Although she loved organic chemistry, a lab accident - an explosion that injured a student in her lab and led to temporary hearing loss for Wendlandt - made her hesitant to pursue it further. When she applied to graduate schools, she decided to go into a different branch of chemistry - chemical biology. She studied at Yale University for a couple of years, but she realized that she didn't enjoy that type of chemistry and left after receiving a master's degree.
She worked in a lab at the University of Kentucky for a few years, then applied to graduate school again, this time at the University of Wisconsin. There, she worked in an organic chemistry lab, studying oxidation reactions that could be used to generate pharmaceuticals or other useful compounds from petrochemicals.
After finishing her PhD in 2015, Wendlandt went to Harvard University for a postdoc, working with chemistry professor Eric Jacobsen. There, she became interested in selective chemical reactions that generate a particular isomer, and began studying catalysts that could perform glycosylation - the addition of sugar molecules to other molecules - at specific sites.
Editing molecules
Since joining the MIT faculty in 2018, Wendlandt has worked on developing catalysts that can convert a molecule into its mirror image or an isomer of the original.

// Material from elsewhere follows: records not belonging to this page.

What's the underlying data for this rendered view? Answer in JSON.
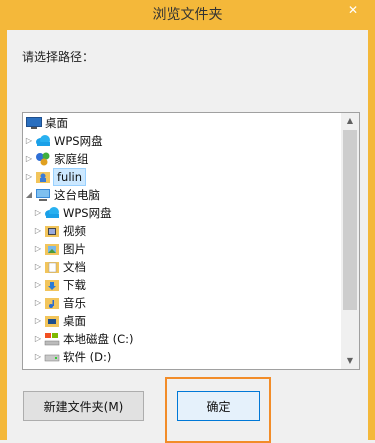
{
  "window": {
    "title": "浏览文件夹",
    "close_glyph": "✕",
    "frame_color": "#f4b83a"
  },
  "prompt": "请选择路径：",
  "tree": {
    "items": [
      {
        "label": "桌面",
        "icon": "desktop-icon",
        "expander": ""
      },
      {
        "label": "WPS网盘",
        "icon": "cloud-icon",
        "expander": "▷"
      },
      {
        "label": "家庭组",
        "icon": "homegroup-icon",
        "expander": "▷"
      },
      {
        "label": "fulin",
        "icon": "user-folder-icon",
        "expander": "▷",
        "selected": true
      },
      {
        "label": "这台电脑",
        "icon": "computer-icon",
        "expander": "◢"
      },
      {
        "label": "WPS网盘",
        "icon": "cloud-icon",
        "expander": "▷"
      },
      {
        "label": "视频",
        "icon": "video-folder-icon",
        "expander": "▷"
      },
      {
        "label": "图片",
        "icon": "pictures-folder-icon",
        "expander": "▷"
      },
      {
        "label": "文档",
        "icon": "documents-folder-icon",
        "expander": "▷"
      },
      {
        "label": "下载",
        "icon": "downloads-folder-icon",
        "expander": "▷"
      },
      {
        "label": "音乐",
        "icon": "music-folder-icon",
        "expander": "▷"
      },
      {
        "label": "桌面",
        "icon": "desktop-folder-icon",
        "expander": "▷"
      },
      {
        "label": "本地磁盘 (C:)",
        "icon": "system-drive-icon",
        "expander": "▷"
      },
      {
        "label": "软件 (D:)",
        "icon": "drive-icon",
        "expander": "▷"
      }
    ],
    "scroll_up": "▲",
    "scroll_down": "▼"
  },
  "buttons": {
    "new_folder": "新建文件夹(M)",
    "ok": "确定"
  }
}
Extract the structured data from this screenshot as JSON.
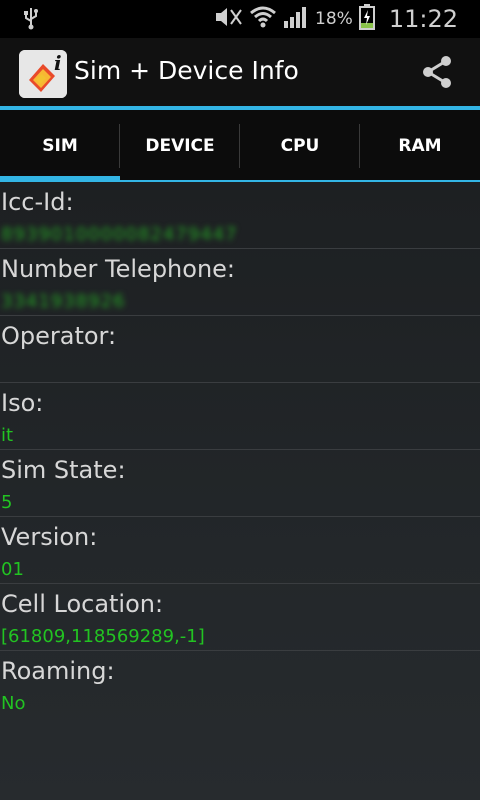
{
  "status": {
    "battery_percent": "18%",
    "time": "11:22",
    "icons": [
      "usb-icon",
      "mute-icon",
      "wifi-icon",
      "signal-icon",
      "battery-charging-icon"
    ]
  },
  "action_bar": {
    "title": "Sim + Device Info",
    "app_icon": "sim-info-app-icon",
    "share_icon": "share-icon"
  },
  "tabs": [
    {
      "label": "SIM",
      "active": true
    },
    {
      "label": "DEVICE",
      "active": false
    },
    {
      "label": "CPU",
      "active": false
    },
    {
      "label": "RAM",
      "active": false
    }
  ],
  "rows": [
    {
      "label": "Icc-Id:",
      "value": "8939010000082479447",
      "blurred": true
    },
    {
      "label": "Number Telephone:",
      "value": "3341938926",
      "blurred": true
    },
    {
      "label": "Operator:",
      "value": ""
    },
    {
      "label": "Iso:",
      "value": "it"
    },
    {
      "label": "Sim State:",
      "value": "5"
    },
    {
      "label": "Version:",
      "value": "01"
    },
    {
      "label": "Cell Location:",
      "value": "[61809,118569289,-1]"
    },
    {
      "label": "Roaming:",
      "value": "No"
    }
  ],
  "colors": {
    "accent": "#33b5e5",
    "value_green": "#22c322"
  }
}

In 2022, she and her students developed a tool called a stereo-editor , which can alter the arrangement of chemical groups around a central atom known as a stereocenter. This editor consists of two catalysts that work together to first add enough energy to remove an atom from a stereocenter, then replace it with an atom that has the opposite orientation. That energy input comes from a photocatalyst, which converts captured light into energy.
"If you have a molecule with an existing stereocenter, and you need the other enantiomer, typically you would have to start over and make the other enantiomer. But this new method tries to interconvert them directly, so it gives you a way of thinking about molecules as dynamic," Wendlandt says. "You could generate any sort of three-dimensional structure of that molecule, and then in an independent step later, you could completely reorganize the 3D structure."
She has also developed tools that can convert common sugars such as glucose into other isomers, including allose and other sugars that are difficult to isolate from natural sources, and tools that can create new isomers of steroids and alcohols. She is now working on ways to convert six-membered carbon rings to seven or eight-membered rings, and to add, subtract, or replace some of the chemical groups attached to the rings.
"I'm interested in creating general tools that will allow us to interconvert static structures. So, that may be taking a certain functional group and moving it to another part of the molecule entirely, or taking large rings and making them small rings," she says. "Instead of thinking of molecules that we assemble as static, we're thinking about them now as potentially dynamic structures, which could change how we think about making organic molecules."
This approach also opens up the possibility of creating brand new molecules that haven't been seen before, Wendlandt says. This could be useful, for example, to create drug molecules that interact with a target enzyme in just the right way.
"There's a huge amount of chemical space that's still unknown, bizarre chemical space that just has not been made. That's in part because maybe no one has been interested in it, or because it's just too hard to make that specific thing," she says. "These kinds of tools give you access to isomers that are maybe not easily made."